Unfortunately, that thinking fails mightily in the face of the destructive attacks we’re seeing now such as WannaCry and Petya. And it will fail more tragically in the face of the more powerful destructive attacks we’re likely to see in the future.
Why? Well, imagine the detection-and-response approach to a nuclear attack. We monitor the nuclear missile as it enters the atmosphere. We detect the explosion … and then we respond!
Oh wait, we can’t respond; we’re dead already.
The problem with destructive attacks is they fit a totally different profile than the Advanced Persistent Threats that detection-and-response models are designed for. Destructive attacks are neither low, nor slow, nor do they have any desire for persistence and non-detection. They spread fast, are generally non-discriminating in their targets, make huge amounts of noise, and render the systems involved completely unusable. Just look at the impact of these last two attacks. WannaCry was reported to have infected more than 230,000 computers in over 150 countries in a single day.

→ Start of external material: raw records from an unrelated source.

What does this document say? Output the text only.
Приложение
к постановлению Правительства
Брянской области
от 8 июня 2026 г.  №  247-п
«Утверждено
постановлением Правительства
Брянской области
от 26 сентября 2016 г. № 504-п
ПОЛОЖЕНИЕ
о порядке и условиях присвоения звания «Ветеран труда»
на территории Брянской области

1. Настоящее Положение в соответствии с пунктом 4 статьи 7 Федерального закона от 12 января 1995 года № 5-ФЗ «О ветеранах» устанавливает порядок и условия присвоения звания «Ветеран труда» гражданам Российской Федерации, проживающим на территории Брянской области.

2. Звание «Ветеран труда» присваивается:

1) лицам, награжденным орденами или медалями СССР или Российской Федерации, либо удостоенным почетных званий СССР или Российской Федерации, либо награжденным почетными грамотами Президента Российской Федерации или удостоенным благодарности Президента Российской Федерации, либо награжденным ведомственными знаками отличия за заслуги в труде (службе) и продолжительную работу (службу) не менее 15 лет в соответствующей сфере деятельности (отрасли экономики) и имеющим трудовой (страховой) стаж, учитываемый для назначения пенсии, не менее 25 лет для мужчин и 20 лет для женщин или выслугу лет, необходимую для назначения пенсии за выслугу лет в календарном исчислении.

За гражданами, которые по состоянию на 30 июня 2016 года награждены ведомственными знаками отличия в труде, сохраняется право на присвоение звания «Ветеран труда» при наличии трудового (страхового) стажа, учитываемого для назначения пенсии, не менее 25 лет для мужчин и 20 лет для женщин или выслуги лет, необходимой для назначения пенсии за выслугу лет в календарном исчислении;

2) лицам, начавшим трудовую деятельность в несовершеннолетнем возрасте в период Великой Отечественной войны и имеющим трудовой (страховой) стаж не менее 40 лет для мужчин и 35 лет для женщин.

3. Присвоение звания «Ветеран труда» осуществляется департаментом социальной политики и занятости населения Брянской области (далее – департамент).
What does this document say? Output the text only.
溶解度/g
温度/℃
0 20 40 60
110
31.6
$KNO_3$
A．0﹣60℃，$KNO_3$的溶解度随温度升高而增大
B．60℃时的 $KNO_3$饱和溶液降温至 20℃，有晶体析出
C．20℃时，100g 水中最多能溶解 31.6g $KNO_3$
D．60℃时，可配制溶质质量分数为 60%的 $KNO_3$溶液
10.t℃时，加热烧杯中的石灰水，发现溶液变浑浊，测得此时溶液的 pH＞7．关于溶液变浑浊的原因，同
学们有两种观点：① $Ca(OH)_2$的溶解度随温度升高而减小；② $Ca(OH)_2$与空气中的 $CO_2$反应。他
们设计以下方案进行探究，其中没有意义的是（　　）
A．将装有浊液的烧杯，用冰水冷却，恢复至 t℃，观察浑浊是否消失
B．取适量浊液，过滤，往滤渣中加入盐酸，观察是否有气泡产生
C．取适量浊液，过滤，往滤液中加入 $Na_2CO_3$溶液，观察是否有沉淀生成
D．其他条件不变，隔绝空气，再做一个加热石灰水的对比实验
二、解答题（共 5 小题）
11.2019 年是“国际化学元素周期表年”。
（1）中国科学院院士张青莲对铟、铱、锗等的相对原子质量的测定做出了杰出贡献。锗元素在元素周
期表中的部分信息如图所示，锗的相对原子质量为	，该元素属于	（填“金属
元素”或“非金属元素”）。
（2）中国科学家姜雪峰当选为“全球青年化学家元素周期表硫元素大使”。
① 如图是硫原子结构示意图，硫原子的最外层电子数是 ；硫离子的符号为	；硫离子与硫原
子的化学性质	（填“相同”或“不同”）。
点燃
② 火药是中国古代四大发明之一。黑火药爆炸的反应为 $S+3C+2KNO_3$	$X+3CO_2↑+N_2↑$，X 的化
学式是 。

To defend against these attacks, which should increasingly be the No. 1 priority of organizations, prevention is once again key. These attacks typically utilize basic weaknesses such as vulnerabilities in software, flaws in privileged account protection, and poor basic hygiene around patching and backup processes.
And as motivations change from nuisance attacks for money such as ransomware (WannaCry) to simple destructive motivations (as “Petya” seems to be, targeting the Ukraine economy and those closely connected to it), successful protection against these attacks becomes an existential requirement. Even as I write this, shipping ports are closed, supermarkets are unable to conduct business, and major advertising firms have all but disappeared from the Internet. Response for those companies is now centered around business survival, not avoidance of a fine or offering of credit monitoring services.
So let’s get away from the romantic notion of playing cops and robbers with shadowy nation states inside our networks, and get back to the basic business of building digital systems that are hard to attack, and resilient enough to recover. Let’s get ready for the next attacks, not the last ones. And let’s remember that an ounce of prevention, in this case, is worth a few thousand pounds of response.